On that new planet, a book little kids read in kindergarten will be "The Rape of Earth," its lesson will be let's treat our new planet better. But, based on past experience, it does not look as if humans learn from mistakes.

Certainly, conquest of space and getting humans and human knowledge off Earth is desirable and something we should strive to accomplish before we destroy this planet and everything on it. A great deal of energy is required to break free of the gravitational bonds of Earth, so very few of us will be among the chosen few allowed to escape its bonds.

Although, in the early 1970's, I suggested mated pairs of brave pioneering colonists, it now seems more prudent to send only young females out to colonize space, well supplied with banks of frozen sperm from highly qualified males, so that genetic variability could be maintained in the long term. Even though males and their y-chromosomes wouldn't be among the first chosen to leave Earth, they would nevertheless be born off planet and thus represented in future generations. Imagine, men who have never seen or lived on Earth!

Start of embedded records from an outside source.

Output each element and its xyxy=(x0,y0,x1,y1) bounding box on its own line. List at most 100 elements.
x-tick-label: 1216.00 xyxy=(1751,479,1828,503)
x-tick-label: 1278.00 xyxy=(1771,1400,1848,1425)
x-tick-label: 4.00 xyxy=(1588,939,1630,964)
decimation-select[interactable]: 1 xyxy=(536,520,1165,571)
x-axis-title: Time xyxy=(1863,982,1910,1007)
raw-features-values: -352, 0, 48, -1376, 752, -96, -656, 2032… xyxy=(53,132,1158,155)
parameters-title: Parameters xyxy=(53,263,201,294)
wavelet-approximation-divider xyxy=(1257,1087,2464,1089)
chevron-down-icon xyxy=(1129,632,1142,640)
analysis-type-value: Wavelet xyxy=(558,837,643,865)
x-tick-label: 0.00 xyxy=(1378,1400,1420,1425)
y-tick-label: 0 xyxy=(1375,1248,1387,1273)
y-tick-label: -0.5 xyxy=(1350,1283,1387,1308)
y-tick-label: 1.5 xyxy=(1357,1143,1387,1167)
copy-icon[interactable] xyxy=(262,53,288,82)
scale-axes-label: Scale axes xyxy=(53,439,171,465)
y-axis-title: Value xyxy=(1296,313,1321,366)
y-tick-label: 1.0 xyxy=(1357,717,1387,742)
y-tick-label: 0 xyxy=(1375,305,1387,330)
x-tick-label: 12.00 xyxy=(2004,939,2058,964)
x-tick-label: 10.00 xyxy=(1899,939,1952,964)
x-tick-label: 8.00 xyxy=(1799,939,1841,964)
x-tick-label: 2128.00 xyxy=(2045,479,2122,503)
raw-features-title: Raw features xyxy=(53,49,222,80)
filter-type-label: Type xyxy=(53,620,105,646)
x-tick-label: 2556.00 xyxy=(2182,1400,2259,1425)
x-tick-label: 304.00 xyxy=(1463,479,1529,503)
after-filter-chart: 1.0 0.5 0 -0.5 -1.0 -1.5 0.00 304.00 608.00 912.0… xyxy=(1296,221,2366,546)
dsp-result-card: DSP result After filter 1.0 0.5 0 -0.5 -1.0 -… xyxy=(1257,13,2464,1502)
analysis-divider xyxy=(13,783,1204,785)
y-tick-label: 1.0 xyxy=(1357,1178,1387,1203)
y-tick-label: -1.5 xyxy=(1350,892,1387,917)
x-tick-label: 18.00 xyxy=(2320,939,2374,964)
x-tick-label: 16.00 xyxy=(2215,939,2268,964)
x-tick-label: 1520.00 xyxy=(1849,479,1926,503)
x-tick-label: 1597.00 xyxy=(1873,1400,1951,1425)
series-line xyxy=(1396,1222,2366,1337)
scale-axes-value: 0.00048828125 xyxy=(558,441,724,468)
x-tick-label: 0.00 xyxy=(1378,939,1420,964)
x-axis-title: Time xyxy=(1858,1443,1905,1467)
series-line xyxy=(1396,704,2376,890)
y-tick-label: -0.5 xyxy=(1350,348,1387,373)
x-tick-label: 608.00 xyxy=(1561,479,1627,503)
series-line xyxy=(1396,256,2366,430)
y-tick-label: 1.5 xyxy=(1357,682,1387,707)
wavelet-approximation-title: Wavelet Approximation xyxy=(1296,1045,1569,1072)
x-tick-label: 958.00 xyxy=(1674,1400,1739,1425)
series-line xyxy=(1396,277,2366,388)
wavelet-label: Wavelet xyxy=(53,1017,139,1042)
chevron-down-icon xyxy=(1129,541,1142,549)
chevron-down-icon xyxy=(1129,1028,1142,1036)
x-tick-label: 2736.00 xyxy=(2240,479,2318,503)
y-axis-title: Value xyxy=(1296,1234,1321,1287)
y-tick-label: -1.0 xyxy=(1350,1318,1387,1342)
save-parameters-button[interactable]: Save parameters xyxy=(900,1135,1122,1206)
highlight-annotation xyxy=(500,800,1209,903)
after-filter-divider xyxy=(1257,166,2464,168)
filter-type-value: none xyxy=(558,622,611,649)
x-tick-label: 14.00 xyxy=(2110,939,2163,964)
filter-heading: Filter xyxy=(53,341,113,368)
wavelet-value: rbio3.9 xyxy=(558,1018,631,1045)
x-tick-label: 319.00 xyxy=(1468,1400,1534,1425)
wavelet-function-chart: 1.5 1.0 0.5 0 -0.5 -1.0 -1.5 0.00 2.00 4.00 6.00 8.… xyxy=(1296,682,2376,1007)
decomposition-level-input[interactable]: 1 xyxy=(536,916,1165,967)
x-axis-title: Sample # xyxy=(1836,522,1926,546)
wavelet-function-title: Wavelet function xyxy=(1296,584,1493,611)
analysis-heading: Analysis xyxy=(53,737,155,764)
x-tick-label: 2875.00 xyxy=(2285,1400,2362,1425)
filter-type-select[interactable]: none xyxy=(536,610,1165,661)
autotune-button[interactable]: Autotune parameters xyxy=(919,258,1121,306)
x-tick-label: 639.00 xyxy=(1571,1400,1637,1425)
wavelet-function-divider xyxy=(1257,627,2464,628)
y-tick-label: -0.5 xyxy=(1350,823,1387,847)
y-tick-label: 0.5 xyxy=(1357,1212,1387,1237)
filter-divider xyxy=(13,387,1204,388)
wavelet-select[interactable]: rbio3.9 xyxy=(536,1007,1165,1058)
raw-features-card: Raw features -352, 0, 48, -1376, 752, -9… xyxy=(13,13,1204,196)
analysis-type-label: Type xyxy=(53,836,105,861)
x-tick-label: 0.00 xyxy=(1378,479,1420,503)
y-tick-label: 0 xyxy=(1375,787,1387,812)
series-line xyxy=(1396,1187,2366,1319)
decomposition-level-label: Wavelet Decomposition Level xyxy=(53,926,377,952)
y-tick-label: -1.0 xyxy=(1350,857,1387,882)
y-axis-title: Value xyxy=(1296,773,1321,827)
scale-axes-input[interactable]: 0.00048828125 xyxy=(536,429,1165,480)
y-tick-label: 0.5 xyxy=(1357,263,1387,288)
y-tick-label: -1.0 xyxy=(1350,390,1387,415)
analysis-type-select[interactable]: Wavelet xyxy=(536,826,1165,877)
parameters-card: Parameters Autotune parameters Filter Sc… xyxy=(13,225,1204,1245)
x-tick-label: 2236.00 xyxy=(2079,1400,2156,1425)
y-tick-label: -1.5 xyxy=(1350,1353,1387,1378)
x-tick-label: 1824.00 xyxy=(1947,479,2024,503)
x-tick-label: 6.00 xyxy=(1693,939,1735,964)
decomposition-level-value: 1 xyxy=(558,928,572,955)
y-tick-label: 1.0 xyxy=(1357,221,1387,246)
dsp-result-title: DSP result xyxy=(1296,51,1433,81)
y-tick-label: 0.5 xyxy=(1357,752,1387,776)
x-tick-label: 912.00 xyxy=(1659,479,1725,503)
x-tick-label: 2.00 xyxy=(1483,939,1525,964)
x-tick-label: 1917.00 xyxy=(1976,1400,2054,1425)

If and when humans finally do depart from Earth, almost all of our descendants will remain stuck here crowded together deadlocked in a hopeless stalemate, competing for what (if any) limited resources remain.

In this stalemate, those of us who do care about Earth, by living an ecologically sensible low impact life, in fact, are merely allowing those who don't care to continue raping the planet. Unfortunately, even if you do all you can to minimize your own footprint on Earth, many others will not. Cleaning up the trash along highways merely makes things seem better and fosters litterbugs.

Educated people tend to have fewer children than uneducated people. Garret Hardin pointed this out, and said those who don't have any conscience about the Earth are going to inherit the planet, because those who don't care are leaving more progeny than those who do care and make fewer babies. And so human conscience is on its way out -- if we persist on our present course, we are going to evolve into uncaring humanoids. That's probably already happening and IQs are falling for the same reasons, too [Herrnstein, The Atlantic, May 1989 v263 n5 p72(7)].

Humans could be Gods, real stewards of this planet, but the disparity between what we could be and the pitiful creatures we actually are is the real tragedy. If only more people would try to live up to their full potential.